Producing renewable fuel anywhere in the world, based on light and air? It can be done with the unique hydrogen technology developed at KU Leuven. This has been demonstrated extensively in recent years by integrating the technology into a hydrogen panel. Now that the innovation is sufficiently mature, a new KU Leuven spin-off has just been established - Solhyd - which will demonstrate its potential in market-oriented (pilot) projects. A consortium of investors is committing to invest up to 6 million euros into the company over the next few years. A first tranche of 2 million euros in seed capital is already being put on the table today.
Hydrogen will play an important role in the future energy mix in the transition to a CO2-neutral society. If made from green electricity, it is a renewable source of energy ('green hydrogen'), which can also be easily stored and transported. However: green electricity is scarce and still expensive, so hydrogen production today is mainly based on natural gas ('gray hydrogen').
Today, less than 1% of hydrogen demand is met by renewable hydrogen gas. We need to raise that percentage quickly to meet climate goals. In that transition, Solhyd wants to be an important partner and we have that opportunity now.
Jan Rongé, CEO Solhyd
That's why Jan Rongé and Tom Bosserez - both until recently KU Leuven researchers - invented an alternative, under the guidance of Professor Johan Martens of the Center for Surface Chemistry and Catalysis. They call their alternative 'golden hydrogen'.
"That is hydrogen made directly from light and air", explains Jan Rongé. "We developed a unique patented technology that using sunlight, splits the water vapor present in the air into hydrogen gas and oxygen gas through a membrane. So with our technology, which we built like a hydrogen panel, you can produce renewable fuel anywhere. On any scale, without needing electricity from the grid and without using rare or harmful materials. It is a necessary complement to electrolysers, which require large amounts of green electricity, rare metals and liquid water."
Big ambitions
The hydrogen panel is the same size as a solar panel and produces hydrogen as soon as it is outside. "The potential of the technology is very important," says Rongé. "In the short term, it could be used by SMEs to move away from oil and gas, for example in their freight transport. In the longer term, it could help industries such as the steel and chemical industry make their operations more sustainable. By 2050, the demand for renewable hydrogen is expected to be as high as the demand for natural gas is today."
In order to respond to that demand with the promising technology, and thus help reduce dependence on fossil fuels, the new KU Leuven spin-off Solhyd has just been founded. The company has raised two million euros in seed capital from four Flemish investors and from the university's own Gemma Frisius seed capital fund.

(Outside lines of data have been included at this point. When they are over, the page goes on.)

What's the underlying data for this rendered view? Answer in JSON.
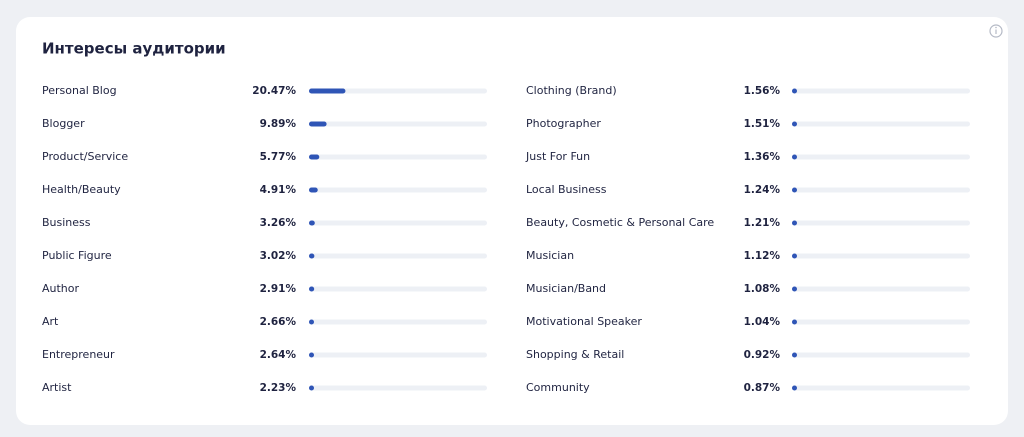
{
  "card": {
    "title": "Интересы аудитории",
    "xlim": [
      0,
      100
    ],
    "columns": [
      {
        "categories": [
          "Personal Blog",
          "Blogger",
          "Product/Service",
          "Health/Beauty",
          "Business",
          "Public Figure",
          "Author",
          "Art",
          "Entrepreneur",
          "Artist"
        ],
        "values": [
          20.47,
          9.89,
          5.77,
          4.91,
          3.26,
          3.02,
          2.91,
          2.66,
          2.64,
          2.23
        ],
        "value_labels": [
          "20.47%",
          "9.89%",
          "5.77%",
          "4.91%",
          "3.26%",
          "3.02%",
          "2.91%",
          "2.66%",
          "2.64%",
          "2.23%"
        ]
      },
      {
        "categories": [
          "Clothing (Brand)",
          "Photographer",
          "Just For Fun",
          "Local Business",
          "Beauty, Cosmetic & Personal Care",
          "Musician",
          "Musician/Band",
          "Motivational Speaker",
          "Shopping & Retail",
          "Community"
        ],
        "values": [
          1.56,
          1.51,
          1.36,
          1.24,
          1.21,
          1.12,
          1.08,
          1.04,
          0.92,
          0.87
        ],
        "value_labels": [
          "1.56%",
          "1.51%",
          "1.36%",
          "1.24%",
          "1.21%",
          "1.12%",
          "1.08%",
          "1.04%",
          "0.92%",
          "0.87%"
        ]
      }
    ]
  }
}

This consortium is also committed to releasing up to six million euros in total, depending on the needs and results of the spin-off.
I am proud that our pioneering research is being valorized in a spin-off and it will have the opportunity to blossom into a world innovation in a global market. You can see hydrogen as a way for chemistry to contribute to a CO2-neutral society. Our system to produce hydrogen is CO2-neutral and also water-neutral: we take water vapor out of the air, generate energy with it, and at the end of the cycle you have water vapor again.
Professor Johan Martens, co-founder Solhyd
"Solhyd will use these resources in the coming years to further demonstrate the potential of hydrogen technology in pilot and market-oriented projects", Rongé explains. "To this end, we will collaborate with companies that want to take a leading role in the sustainable transition. Together, we will also examine whether the technology can be cost-effectively applied in products other than the hydrogen panel. The challenge is great: the use of oil and gas urgently needs to go to zero. So our ambitions are big as well."